CDVA did not show any statistically significant change after surgery which confirms that functional impairment only occurs in a small amount of patients. Subjective spherical equivalent and spherical refraction also remained unaffected which is consistent with findings of other studies [6, 7, 13].

Despite a statistically significant change in subjective cylindrical value, the mean increase of 0.12 diopters, however, does not seem to be clinically relevant.

I-S value describes differences of corneal power between the inferior and the superior hemisphere. A value of more than 1.4 diopters is suspicious for corneal ectasia [20].

In the present study, we were able to detect a statistically significant decrease of I-S which indicates the effect of blepharoplasty on the vertical corneal vector and a potentially stronger impact on the superior hemicornea compared to the inferior part. However, the I-S reduction of 0.22 diopters was very low. To the best of our knowledge, the I-S value has not been investigated in the context of blepharoplasty so far. Considering the statistically unchanged k values of the 5- and 7–mm-zone in our study, it may be concluded that upper eyelid blepharoplasty exerts a stronger effect on the elastic central cornea and the 3-mm-zone than on the paracentral and peripheral cornea.

Pentacam® HR software also proposes indices which characterize the irregularity of curvature of the anterior corneal surface (ISV), the degree of asymmetry between the curvature of the superior and the inferior cornea (IVA), the difference between the mean elevation of the superior cornea, the mean elevation of the inferior cornea (IHA) and the degree of vertical decentration of corneal elevation data (IHD) [20].

Apart from ISV, all other indices did not show any significant changes leading to the assumption that blepharoplasty has only a moderate effect on corneal curvature.

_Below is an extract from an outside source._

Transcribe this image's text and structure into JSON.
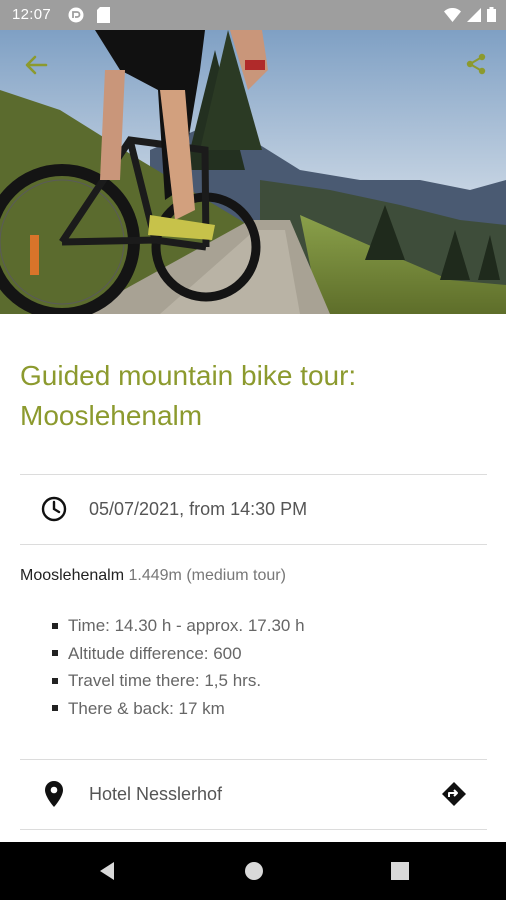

The statistically significant change of ISV does not seem to be clinically relevant since values were far below the pathologic level of > 41. However, there is an impact of blepharoplasty on the irregularity of the anterior curvature of the cornea.

Major limitation of the present study is certainly that dry eye symptoms were not objectively assessed. Despite exclusion of patients who complained about dry eye symptoms and applied artificial eye drops, an objective investigation with specific measurement tools was not performed. Hence, the impact of this important factor on measurement results remains unclear. Secondly, it can be assumed that an increase of number of participants might have led to statistically significant results, especially for the parameters CH and CRF.

Conclusions

In conclusion, the trend of increasing CH and CRF values might indicate a rise of corneal damping capacity. It might be hypothesized that the reduction of pressure on the cornea by a loss of eye lid weight may be responsible for the change in deformation of the cornea. Statistically significant alterations of Kmax, I-S and ISV were observed. The corneal steepening with a mean change of 0.4 diopters and the decrease of I-S with a mean of 0.22 diopters do not have a clinically relevant effect for “skin-only” blepharoplasty patients in daily practice.